How to create a table with all the combinations of 0 and 1

In Excel, I need to generate a table with all the combinations of 1 and 0 for 12 spaces.

1 1 1 1 1 1 1 1 1 1 1 1

0 1 1 1 1 1 1 1 1 1 1 1

0 0 1 1 1 1 1 1 1 1 1 1

0 0 0 1 1 1 1 1 1 1 1 1

and so on and so forth, getting all the combinations such as

0 1 0 1 0 1 0 1 0 1 0 1

How can I do this?


Solution 1:

Because 2^12=4096, you need 4096 cells (12 for your 12 bits).

In principle, you put into A1 to A4096 this command:

=Right("00000000000" & Dec2Bin(Row()-1),12)

That would be it, but it works only for 0...511 (9 bits). So we apply a trick: we split the number into a 3 bits and a 9 bits part and calculate the two strings separately, then concatenate them.

Hence you have:

=RIGHT("00" & DEC2BIN((ROW()-1)/512),3) & RIGHT("00000000" & DEC2BIN(MOD((ROW()-1),512)),9)

Edit: I was not aware of the optional number of digits argument. Using it will give this function:

=DEC2BIN((ROW()-1)/512,3) & DEC2BIN(MOD((ROW()-1),512),9)

Put this into cells A1 to A4096.

Edit 2: As per Lưu Vĩnh Phúc's comment, it is possible the OP wanted 12 columns with one binary digit each. In this case, put

=MID( DEC2BIN((ROW()-1)/512,3) & DEC2BIN(MOD((ROW()-1),512),9) ,COL(),1)

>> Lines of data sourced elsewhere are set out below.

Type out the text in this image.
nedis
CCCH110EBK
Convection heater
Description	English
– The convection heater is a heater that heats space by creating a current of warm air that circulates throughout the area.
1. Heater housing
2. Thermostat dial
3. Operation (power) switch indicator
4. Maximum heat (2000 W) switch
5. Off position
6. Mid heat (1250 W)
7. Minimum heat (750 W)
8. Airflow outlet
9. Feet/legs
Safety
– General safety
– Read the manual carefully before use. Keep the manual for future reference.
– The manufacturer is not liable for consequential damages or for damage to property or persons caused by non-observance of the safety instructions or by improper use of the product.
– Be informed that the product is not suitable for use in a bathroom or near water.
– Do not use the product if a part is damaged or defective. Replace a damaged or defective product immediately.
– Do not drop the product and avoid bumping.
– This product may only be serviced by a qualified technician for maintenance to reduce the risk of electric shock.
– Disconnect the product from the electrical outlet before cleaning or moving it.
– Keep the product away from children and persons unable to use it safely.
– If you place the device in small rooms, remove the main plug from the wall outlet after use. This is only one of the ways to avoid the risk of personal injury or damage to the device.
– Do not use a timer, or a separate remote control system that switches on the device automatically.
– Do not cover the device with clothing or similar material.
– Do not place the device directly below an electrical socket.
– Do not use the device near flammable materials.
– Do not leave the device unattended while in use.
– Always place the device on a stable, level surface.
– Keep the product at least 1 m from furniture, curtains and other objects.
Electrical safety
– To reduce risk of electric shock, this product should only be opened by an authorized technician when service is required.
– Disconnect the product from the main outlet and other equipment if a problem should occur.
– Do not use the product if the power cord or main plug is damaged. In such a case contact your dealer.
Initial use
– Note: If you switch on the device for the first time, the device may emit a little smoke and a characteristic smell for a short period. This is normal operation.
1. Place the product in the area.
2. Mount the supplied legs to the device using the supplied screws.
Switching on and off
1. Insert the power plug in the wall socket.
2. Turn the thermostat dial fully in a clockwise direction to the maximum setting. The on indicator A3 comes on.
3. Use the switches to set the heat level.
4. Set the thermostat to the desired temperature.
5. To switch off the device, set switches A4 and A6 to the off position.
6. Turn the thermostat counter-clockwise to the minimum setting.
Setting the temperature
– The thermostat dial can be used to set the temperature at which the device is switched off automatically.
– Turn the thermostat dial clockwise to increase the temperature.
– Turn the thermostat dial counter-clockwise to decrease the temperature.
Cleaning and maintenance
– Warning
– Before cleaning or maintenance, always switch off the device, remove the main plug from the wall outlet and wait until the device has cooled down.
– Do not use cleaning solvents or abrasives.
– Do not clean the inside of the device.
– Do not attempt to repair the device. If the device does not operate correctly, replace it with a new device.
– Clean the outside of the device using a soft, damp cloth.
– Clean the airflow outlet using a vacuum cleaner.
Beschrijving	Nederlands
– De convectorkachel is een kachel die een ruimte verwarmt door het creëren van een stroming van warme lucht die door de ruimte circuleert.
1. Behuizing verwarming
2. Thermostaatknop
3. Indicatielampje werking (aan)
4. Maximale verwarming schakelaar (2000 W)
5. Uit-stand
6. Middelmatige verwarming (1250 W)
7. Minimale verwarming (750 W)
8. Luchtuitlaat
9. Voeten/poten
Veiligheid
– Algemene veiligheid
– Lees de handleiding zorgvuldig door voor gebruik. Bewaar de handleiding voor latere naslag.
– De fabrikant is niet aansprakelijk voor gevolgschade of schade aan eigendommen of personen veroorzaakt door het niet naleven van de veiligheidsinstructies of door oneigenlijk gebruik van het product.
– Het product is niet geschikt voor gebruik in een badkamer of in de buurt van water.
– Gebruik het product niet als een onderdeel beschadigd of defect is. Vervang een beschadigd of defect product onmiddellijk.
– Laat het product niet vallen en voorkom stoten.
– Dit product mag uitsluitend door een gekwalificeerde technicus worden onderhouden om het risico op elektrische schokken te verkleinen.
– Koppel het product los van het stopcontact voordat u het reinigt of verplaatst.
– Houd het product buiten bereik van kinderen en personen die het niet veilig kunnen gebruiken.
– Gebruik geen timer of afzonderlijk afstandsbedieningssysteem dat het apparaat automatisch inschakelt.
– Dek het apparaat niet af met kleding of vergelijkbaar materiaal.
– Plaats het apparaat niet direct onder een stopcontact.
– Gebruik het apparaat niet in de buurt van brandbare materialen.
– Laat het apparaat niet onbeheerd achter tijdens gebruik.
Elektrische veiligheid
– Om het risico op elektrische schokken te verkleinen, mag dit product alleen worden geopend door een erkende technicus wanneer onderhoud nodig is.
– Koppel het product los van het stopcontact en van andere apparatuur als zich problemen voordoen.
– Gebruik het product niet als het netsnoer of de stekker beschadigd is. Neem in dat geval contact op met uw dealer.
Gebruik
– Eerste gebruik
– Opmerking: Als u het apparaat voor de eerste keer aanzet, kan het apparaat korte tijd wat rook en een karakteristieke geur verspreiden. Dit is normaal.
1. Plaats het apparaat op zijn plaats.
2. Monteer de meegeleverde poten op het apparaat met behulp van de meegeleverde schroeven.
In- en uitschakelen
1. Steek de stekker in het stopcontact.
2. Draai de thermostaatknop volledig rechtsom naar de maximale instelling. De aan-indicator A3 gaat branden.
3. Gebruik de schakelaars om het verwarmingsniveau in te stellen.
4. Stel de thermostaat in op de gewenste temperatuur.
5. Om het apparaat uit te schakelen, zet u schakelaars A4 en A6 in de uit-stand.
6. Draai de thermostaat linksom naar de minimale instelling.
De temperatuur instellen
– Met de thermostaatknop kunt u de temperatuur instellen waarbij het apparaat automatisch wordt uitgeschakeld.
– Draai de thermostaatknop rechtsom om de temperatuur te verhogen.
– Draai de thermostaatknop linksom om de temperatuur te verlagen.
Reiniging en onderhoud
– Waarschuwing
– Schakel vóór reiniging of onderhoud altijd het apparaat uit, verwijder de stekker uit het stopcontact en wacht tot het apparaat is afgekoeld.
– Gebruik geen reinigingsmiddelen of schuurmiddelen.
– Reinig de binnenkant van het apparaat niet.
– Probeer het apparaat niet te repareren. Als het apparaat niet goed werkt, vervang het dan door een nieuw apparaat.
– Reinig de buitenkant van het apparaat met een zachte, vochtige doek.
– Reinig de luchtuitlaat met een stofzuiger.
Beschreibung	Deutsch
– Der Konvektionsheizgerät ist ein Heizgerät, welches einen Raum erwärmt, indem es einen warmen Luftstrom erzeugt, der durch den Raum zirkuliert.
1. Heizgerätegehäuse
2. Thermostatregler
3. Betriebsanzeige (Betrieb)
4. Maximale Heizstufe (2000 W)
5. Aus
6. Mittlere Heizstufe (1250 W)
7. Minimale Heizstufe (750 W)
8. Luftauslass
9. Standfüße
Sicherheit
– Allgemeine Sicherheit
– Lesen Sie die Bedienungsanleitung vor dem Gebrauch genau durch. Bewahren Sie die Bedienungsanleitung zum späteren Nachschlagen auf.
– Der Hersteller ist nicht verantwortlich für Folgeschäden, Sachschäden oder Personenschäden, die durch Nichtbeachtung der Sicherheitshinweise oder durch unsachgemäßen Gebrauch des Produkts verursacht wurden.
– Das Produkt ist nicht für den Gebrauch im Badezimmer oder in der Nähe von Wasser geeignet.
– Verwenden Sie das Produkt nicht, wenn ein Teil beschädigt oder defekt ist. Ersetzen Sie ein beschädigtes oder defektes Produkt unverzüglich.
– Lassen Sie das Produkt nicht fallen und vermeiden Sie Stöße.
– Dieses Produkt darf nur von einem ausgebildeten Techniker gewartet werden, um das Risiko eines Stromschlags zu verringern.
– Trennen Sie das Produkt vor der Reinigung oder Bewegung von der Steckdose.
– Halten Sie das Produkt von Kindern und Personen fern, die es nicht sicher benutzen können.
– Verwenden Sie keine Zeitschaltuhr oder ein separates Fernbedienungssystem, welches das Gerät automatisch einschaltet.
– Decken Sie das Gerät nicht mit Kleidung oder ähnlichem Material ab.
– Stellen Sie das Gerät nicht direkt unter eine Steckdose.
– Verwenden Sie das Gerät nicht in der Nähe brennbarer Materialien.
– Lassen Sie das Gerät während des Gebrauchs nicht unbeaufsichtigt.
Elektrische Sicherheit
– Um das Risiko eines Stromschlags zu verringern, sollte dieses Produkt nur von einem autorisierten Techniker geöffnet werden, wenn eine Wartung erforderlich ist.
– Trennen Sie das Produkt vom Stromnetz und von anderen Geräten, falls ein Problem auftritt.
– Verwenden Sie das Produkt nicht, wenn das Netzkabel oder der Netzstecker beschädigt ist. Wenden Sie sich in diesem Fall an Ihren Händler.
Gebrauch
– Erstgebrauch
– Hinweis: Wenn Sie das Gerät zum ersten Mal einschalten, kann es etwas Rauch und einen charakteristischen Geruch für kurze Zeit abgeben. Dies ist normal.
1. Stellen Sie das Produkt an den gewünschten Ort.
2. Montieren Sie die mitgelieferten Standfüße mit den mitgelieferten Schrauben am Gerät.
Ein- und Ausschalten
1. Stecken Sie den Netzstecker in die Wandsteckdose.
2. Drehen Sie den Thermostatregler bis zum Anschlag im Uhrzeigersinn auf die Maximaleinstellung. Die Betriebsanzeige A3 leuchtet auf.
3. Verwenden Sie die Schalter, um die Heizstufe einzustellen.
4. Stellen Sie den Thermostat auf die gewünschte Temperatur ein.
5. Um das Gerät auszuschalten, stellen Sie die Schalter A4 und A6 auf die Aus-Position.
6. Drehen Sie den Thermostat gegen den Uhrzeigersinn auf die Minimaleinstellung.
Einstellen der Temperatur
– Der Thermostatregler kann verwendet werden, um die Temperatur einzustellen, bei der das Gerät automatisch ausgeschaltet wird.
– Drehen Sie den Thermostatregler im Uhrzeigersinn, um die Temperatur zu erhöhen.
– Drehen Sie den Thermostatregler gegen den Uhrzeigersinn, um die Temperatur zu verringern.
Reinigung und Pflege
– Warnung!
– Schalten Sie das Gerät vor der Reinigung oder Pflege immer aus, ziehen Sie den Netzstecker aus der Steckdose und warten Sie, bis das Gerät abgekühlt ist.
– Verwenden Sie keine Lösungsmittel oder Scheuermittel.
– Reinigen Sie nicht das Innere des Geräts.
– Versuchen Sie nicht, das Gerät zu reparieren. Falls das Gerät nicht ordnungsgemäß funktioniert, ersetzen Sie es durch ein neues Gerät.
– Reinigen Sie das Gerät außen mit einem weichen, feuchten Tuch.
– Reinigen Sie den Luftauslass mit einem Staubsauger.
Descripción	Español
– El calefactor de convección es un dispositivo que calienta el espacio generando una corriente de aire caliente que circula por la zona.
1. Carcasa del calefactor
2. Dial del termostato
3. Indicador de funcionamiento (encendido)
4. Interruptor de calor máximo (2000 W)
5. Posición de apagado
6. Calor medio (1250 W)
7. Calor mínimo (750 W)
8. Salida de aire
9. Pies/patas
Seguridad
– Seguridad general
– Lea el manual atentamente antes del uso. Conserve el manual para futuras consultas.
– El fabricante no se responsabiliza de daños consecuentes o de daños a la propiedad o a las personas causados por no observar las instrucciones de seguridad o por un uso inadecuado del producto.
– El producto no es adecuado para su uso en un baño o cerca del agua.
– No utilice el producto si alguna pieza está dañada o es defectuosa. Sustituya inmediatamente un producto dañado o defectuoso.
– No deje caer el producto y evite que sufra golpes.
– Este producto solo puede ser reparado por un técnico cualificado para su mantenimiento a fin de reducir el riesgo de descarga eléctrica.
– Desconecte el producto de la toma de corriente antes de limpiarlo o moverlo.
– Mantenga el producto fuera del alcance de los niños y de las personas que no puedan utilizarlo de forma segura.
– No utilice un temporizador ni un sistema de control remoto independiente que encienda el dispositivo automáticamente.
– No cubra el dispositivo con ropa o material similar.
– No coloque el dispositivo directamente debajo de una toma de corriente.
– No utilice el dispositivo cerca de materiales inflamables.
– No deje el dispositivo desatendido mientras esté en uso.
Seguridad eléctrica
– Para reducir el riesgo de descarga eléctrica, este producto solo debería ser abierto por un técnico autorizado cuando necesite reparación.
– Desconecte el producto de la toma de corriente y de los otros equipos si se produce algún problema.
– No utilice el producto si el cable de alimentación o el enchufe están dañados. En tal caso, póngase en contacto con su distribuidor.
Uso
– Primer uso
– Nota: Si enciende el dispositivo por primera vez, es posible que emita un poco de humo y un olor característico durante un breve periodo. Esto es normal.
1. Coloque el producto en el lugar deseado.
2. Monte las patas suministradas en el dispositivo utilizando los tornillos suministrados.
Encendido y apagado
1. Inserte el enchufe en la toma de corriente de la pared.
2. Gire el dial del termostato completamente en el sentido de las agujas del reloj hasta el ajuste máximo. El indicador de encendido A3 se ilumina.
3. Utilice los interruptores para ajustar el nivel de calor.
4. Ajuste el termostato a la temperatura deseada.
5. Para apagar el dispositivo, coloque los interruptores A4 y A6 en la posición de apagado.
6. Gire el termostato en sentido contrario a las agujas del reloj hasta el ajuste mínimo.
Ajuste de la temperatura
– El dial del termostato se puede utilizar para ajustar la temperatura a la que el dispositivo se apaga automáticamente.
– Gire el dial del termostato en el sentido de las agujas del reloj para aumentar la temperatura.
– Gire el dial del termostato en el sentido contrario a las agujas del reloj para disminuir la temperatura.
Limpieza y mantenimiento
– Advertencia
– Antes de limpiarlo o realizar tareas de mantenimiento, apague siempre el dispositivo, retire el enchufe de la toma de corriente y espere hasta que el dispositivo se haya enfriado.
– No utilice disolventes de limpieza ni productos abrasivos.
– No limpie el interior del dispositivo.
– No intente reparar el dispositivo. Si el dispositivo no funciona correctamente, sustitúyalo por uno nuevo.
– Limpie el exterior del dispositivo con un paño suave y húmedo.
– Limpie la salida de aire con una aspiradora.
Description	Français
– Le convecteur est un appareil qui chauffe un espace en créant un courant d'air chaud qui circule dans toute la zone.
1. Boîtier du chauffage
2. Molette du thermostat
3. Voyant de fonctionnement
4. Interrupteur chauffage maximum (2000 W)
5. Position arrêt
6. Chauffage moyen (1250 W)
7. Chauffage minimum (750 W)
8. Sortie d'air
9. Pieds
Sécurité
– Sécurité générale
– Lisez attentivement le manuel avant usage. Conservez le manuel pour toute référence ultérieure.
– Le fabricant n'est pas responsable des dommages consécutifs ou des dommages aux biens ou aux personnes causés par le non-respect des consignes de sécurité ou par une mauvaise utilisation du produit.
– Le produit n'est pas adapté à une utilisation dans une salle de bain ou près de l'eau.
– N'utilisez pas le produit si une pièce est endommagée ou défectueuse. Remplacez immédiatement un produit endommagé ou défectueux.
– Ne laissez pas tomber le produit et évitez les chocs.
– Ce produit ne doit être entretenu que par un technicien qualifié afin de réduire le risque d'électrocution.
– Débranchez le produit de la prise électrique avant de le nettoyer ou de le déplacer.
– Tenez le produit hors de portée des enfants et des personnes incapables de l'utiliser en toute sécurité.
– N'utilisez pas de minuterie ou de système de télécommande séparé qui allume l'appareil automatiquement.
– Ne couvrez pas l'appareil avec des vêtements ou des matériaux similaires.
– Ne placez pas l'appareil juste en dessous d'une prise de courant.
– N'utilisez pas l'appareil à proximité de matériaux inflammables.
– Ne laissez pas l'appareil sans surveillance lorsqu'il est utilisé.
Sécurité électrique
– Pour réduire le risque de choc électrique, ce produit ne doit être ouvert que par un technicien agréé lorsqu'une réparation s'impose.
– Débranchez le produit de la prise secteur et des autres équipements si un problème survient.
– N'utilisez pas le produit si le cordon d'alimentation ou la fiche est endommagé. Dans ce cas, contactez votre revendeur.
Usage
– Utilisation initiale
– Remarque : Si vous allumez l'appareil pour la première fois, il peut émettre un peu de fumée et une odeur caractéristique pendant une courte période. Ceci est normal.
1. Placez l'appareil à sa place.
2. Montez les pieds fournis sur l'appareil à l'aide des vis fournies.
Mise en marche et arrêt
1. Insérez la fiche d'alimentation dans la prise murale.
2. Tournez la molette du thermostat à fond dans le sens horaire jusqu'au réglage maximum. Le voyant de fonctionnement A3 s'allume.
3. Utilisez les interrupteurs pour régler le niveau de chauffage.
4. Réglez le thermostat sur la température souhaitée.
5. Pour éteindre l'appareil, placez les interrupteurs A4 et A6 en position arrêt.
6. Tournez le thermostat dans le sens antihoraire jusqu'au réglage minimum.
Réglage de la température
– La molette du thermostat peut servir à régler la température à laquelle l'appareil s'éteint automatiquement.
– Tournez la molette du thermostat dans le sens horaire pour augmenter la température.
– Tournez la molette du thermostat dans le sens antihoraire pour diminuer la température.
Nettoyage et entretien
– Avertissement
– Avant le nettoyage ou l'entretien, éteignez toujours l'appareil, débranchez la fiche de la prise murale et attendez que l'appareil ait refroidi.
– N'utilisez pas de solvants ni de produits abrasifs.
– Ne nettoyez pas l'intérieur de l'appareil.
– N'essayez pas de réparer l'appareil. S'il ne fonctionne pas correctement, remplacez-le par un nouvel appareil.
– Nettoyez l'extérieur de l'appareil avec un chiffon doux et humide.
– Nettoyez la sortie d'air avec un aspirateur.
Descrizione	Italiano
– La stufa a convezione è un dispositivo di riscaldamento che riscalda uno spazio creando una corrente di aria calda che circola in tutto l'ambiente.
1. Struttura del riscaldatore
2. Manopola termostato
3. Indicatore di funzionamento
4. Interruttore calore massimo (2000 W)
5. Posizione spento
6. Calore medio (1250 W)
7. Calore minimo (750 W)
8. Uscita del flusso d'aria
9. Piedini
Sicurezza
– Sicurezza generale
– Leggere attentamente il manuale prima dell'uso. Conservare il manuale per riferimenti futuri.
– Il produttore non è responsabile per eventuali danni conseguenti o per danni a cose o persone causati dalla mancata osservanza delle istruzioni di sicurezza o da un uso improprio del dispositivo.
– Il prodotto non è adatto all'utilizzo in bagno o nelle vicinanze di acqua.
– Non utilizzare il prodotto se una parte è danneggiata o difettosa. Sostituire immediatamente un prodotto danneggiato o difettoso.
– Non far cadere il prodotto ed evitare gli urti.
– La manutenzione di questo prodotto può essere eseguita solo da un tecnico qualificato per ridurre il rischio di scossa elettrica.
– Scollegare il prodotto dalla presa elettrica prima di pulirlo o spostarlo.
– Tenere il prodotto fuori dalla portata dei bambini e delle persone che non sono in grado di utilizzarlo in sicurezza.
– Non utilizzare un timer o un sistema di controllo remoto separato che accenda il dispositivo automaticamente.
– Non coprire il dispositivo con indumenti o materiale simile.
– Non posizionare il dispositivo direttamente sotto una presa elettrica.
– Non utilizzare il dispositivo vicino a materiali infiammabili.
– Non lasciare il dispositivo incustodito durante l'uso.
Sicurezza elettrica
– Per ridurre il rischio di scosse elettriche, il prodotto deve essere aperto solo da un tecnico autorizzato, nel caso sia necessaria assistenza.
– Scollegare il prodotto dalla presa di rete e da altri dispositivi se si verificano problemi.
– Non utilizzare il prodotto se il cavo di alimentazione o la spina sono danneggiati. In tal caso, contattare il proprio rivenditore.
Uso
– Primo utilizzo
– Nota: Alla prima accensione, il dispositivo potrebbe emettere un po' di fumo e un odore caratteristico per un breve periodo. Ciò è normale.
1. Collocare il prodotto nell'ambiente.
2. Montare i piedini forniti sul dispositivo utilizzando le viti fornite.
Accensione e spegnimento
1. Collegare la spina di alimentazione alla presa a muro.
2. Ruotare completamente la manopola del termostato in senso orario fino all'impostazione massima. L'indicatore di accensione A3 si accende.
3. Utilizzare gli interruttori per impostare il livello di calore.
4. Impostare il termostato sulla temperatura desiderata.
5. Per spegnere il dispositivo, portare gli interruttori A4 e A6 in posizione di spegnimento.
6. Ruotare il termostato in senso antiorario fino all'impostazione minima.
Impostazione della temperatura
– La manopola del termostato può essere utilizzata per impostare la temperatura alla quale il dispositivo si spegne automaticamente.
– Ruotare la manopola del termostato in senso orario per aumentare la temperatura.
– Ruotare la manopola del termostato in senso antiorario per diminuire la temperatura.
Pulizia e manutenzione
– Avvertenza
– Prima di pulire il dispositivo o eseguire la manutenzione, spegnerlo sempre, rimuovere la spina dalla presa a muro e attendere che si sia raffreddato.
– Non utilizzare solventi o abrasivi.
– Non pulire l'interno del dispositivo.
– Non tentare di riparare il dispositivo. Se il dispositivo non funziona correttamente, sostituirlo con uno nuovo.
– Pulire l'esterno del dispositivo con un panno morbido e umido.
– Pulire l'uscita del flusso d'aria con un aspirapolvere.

into all cells A1 to L4096.

Solution 2:

Just copy-paste the following formula inside A1:

=MOD(QUOTIENT(ROW()-1,2^(COLUMN()-1)),2)

Then drag-fill up to L4096.

Screenshot

Explanation:

  • The formula extracts the nth bit of a number
  • ROW() represents the number (number >= 0)
  • COLUMN() represents n (n >= 0)
  • Just integer-divide the number by 2 ^ n, then calculate modulus 2 of the result

Solution 3:

First enter the following User Defined Function in a standard module:

Public Function BigBinary(r As Range) As String
    Dim addy As String, s1 As String, s2 As String

    addy = r.Address(0, 0)
    s1 = "=DEC2BIN(INT(A1/2^27),9)&DEC2BIN(INT(MOD(A1,2^27)/2^18),9)&DEC2BIN(INT(MOD(A1,2^18)/2^9),9)&DEC2BIN(MOD(A1,2^9),9)"
    s1 = Replace(s1, "A1", addy)
    s = Evaluate(s1)
    BigBinary = s
End Function

This returns a string of 36 "bits". Then in A1 enter:

=ROW()-1

and copy down through A4096

In B1 enter:

=RIGHT(bigbinary(A1),12)

and copy down through B4096:

demo

User Defined Functions (UDFs) are very easy to install and use:

  1. Alt-F11 brings up the VBE window
  2. Alt-I, Alt-M opens a fresh module
  3. paste the stuff in and close the VBE window

If you save the workbook, the UDF will be saved with it. If you are using a version of Excel later then 2003, you must save the file as .xlsm rather than .xlsx

To remove the UDF:

  1. bring up the VBE window as above
  2. clear the code out
  3. close the VBE window

To use the UDF from Excel:

=myfunction(A1)

To learn more about macros in general, see:

http://www.mvps.org/dmcritchie/excel/getstarted.htm

and

http://msdn.microsoft.com/en-us/library/ee814735(v=office.14).aspx

and for specifics on UDFs, see:

http://www.cpearson.com/excel/WritingFunctionsInVBA.aspx

Macros must be enabled for this to work!

Solution 4:

Another way I've used:

  • Fill from A1 to L1 with zeroes
  • In A2 write =1-A1
  • In B2 write =IF( AND( A1=1, A2=0), 1-B1, B1)
  • Copy B2 formula to C2:L2
  • Copy row A2:L2 formulas to rows 3:4096

This produces all binary strings in order, with least significant bits on first column. Last row (4096) is all ones.

This does not rely on ROW() (so it can be freely moved), you can increase the length directly, and it's straighforward to generalize to non-binary strings. It also works with LibreOffice Calc.